- Active: August 1939 – July 1944
- Country: Nazi Germany
- Branch: Army (Wehrmacht)
- Type: Infantry
- Size: Division
- Engagements: Oranienbaum Bridgehead Siege of Leningrad

Commanders
- Notable commanders: Richard Baltzer Friedrich Bayer (general) Otto Lasch Walter Poppe

= 217th Infantry Division (Wehrmacht) =

The 217th Infantry Division (217. Infanterie-Division) was an infantry division of the German Heer during World War II. It later became the Division Group 217. It is also listed as the 217th Volksgrenadier Division.

== Operational history ==
The 217th Infantry Division, part of the third Aufstellungswelle, was initially formed on 17 August 1939 as a training division in Wehrkreis I (East Prussia) in Allenstein. The division was upgraded to a full division on the day of German mobilization, 26 August 1939. It initially consisted of the Infantry Regiments 311, 346 and 389, as well as Artillery Regiment 217.

At the beginning of the Invasion of Poland that started on 1 September 1939, the 217th Infantry Division served in the reserve of Georg von Küchler's 3rd Army under Fedor von Bock's Army Group North. It did not see heavy combat in the Poland campaign. After the conclusion of the campaign, the division was transferred to XXXV Army Corps on the border to the Soviet-occupied part of Poland.

During the Battle of France 1940, the 217th Infantry Division was part of the OKH reserve, but again did not see significant action. In June 1940, the division was transferred to the I Army Corps under 4th Army. In July, the 217th was moved to the XXVI Army Corps under 18th Army, where it remained until April 1941. After a brief stay at II Army Corps in May 1941, it was transferred to XXVI Corps, where it would remain until early August.
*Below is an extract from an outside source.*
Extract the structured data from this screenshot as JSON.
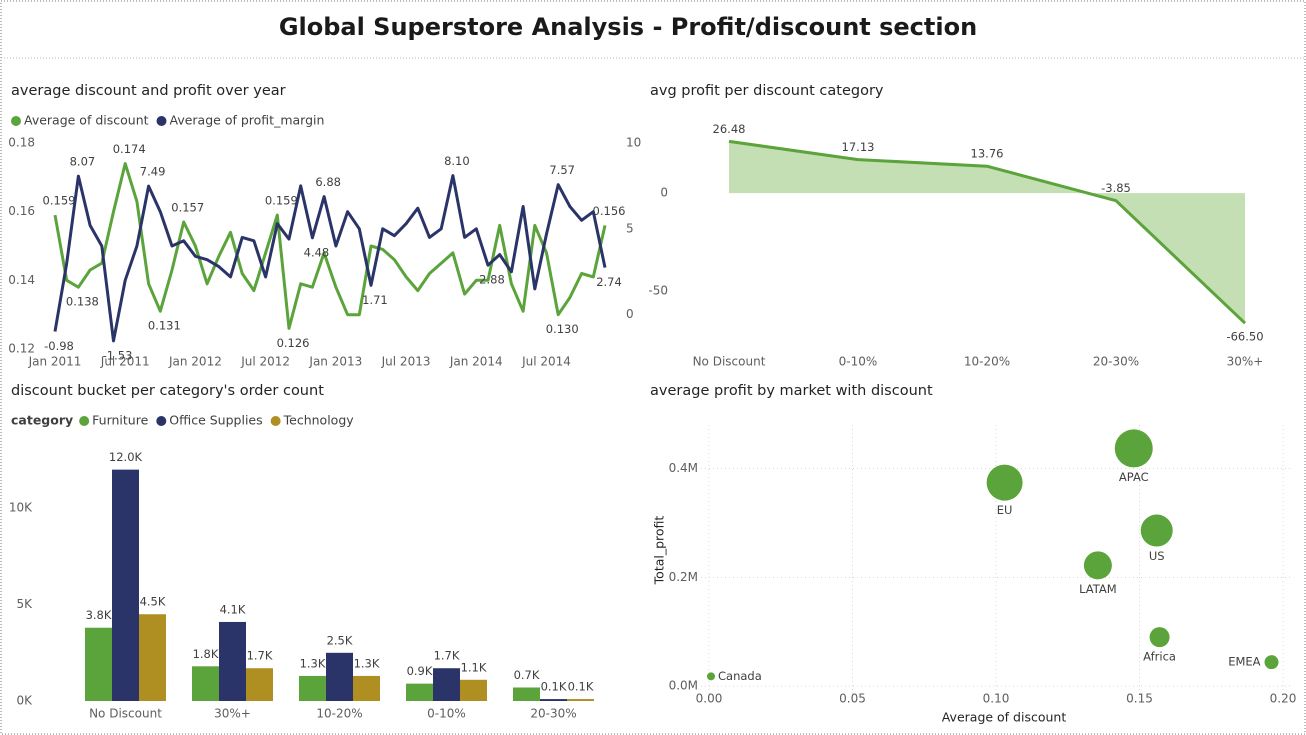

The division was transferred eastwards to its home in East Prussia in July 1940. After that, it participated in the German invasion of the Soviet Union as part of XXVI Corps under Army Group North. It was mainly involved in coastal defense duties in the Baltic. At that time, under 18th Army, at times under XXVI Corps or under XXXXII Army Corps. Subsequently, it took part in the siege of the Red Army's Oranienbaum Bridgehead from October 1941 to April 1942. After that, it joined the Siege of Leningrad in May 1942 and fought there until February 1943. From March 1943 onwards, it held a sector near Volkhov until July 1943. In fall 1943, the 217th Division suffered severe casualties in the Kiev area.

It was downgraded to become Division Group 217 of Corps Detachment C on 2 November 1943. The Division Group 217 was destroyed at Brody in July 1944.

== Noteworthy Individuals ==

- Richard Baltzer, divisional commander starting 26 August 1939.
- Friedrich Bayer, divisional commander starting 15 April 1942.
- Otto Lasch, divisional commander starting 27 September 1942.
- Walter Poppe, divisional commander starting October 1943.
- Lothar Freutel, commander of Artillery Regiment 217 from March 1941 to January 1943, later in service with the 156th Reserve Division and 290th Infantry Division.